Em todo o caso, n’estas rivalidades coloniaes entre a França e a Inglaterra, eu penso que a Inglaterra tem, em principio, mais direitos. Quando ella se apodera d’um d’esses desgraçados reinos d’Oriente (como a Birmania, ha pouco) sabe ao menos como ha-de utilisar e valorisar a sua conquista.

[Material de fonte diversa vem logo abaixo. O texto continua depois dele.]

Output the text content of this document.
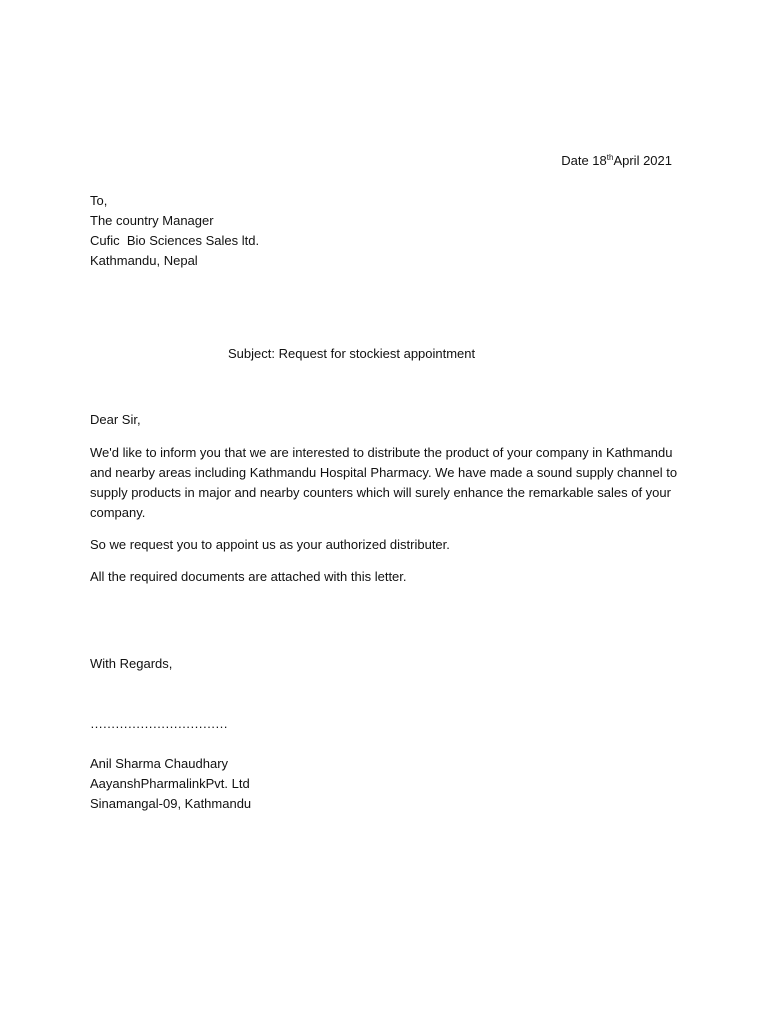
Date 18thApril 2021

To,

The country Manager

Cufic  Bio Sciences Sales ltd.

Kathmandu, Nepal

Subject: Request for stockiest appointment

Dear Sir,

We'd like to inform you that we are interested to distribute the product of your company in Kathmandu and nearby areas including Kathmandu Hospital Pharmacy. We have made a sound supply channel to supply products in major and nearby counters which will surely enhance the remarkable sales of your company.

So we request you to appoint us as your authorized distributer.

All the required documents are attached with this letter.

With Regards,

……………………………

Anil Sharma Chaudhary

AayanshPharmalinkPvt. Ltd

Sinamangal-09, Kathmandu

Em primeiro logar, tem logo um numero illimitado de homens, energicos e emprehendedores, que, ou sós, ou com as familias, embarcarão para ir povoar, colonisar, cultivar, industrialisar, e por todos os modos explorar a nova terra ingleza. Depois tem uma prodigiosa quantidade de productos fabris para exportar para lá, e lá vender, sem concorrencia. Depois tem uma collossal frota mercantil, para fazer com a nova possessão um commercio activo e contínuo. E emfim tem uma formidavel frota de guerra para defender a sua acquisição. A França, essa, não tem nada d’isto — nem frota, nem productos, nem homens. Não tem sobretudo homens, porque a população da França não chega mesmo para a França. Quando ella se apossa violentamente de Tunis ou do Tonkin, o unico acto colonial que depois pratica é remetter para a recente colonia alguns soldados e muitos empregados publicos. A França faz conquistas para exportar amanuenses. No Tonkin, por exemplo, ella possue, no solo, occultas riquezas maravilhosas; mas não tem colonos que as vão explorar. A expansão colonial da França não dá assim lucro nenhum, ou alargamento á civilisação geral. Apenas promove, através dos mares, uma deslocação de amanuenses aborrecidos e enjoados. Ao contrario, cada palmo de chão, que a Inglaterra occupa, entra no movimento universal da industria e do commercio.
A Inglaterra tem virilidade colonial e a França só impotencia. Quando um homem novo, robusto, activo, penetra numa aldeia e rouba uma linda rapariga, commette de certo um acto escandaloso, e que todos devem condemnar com severidade. Mas esse valente homem tem uma justificação, um motivo que se comprehende (e com que mesmo se sympathisa): e se, d’esse enlace, lamentavelmente illegitimo, nascerem filhos sãos, fortes, activos, ha alli um positivo lucro para a humanidade e para a civilisação. Quando, porém, é um velho de oitenta annos, regelado, cachetico e a babar-se, que penetra na aldeia e rouba a linda moça, estamos então deante de um escandalo que não tem justificação possivel. É um escandalo ignominiosamente esteril. Nada lucra com elle a humanidade, nem o velho. E só podemos cruzar os braços com espanto e indignação, e exclamar: «Para que quer aquelle velho aquella moça?»
E é o que exclamamos agora, tambem, cruzando os braços: «Para que quer esta França este Sião?»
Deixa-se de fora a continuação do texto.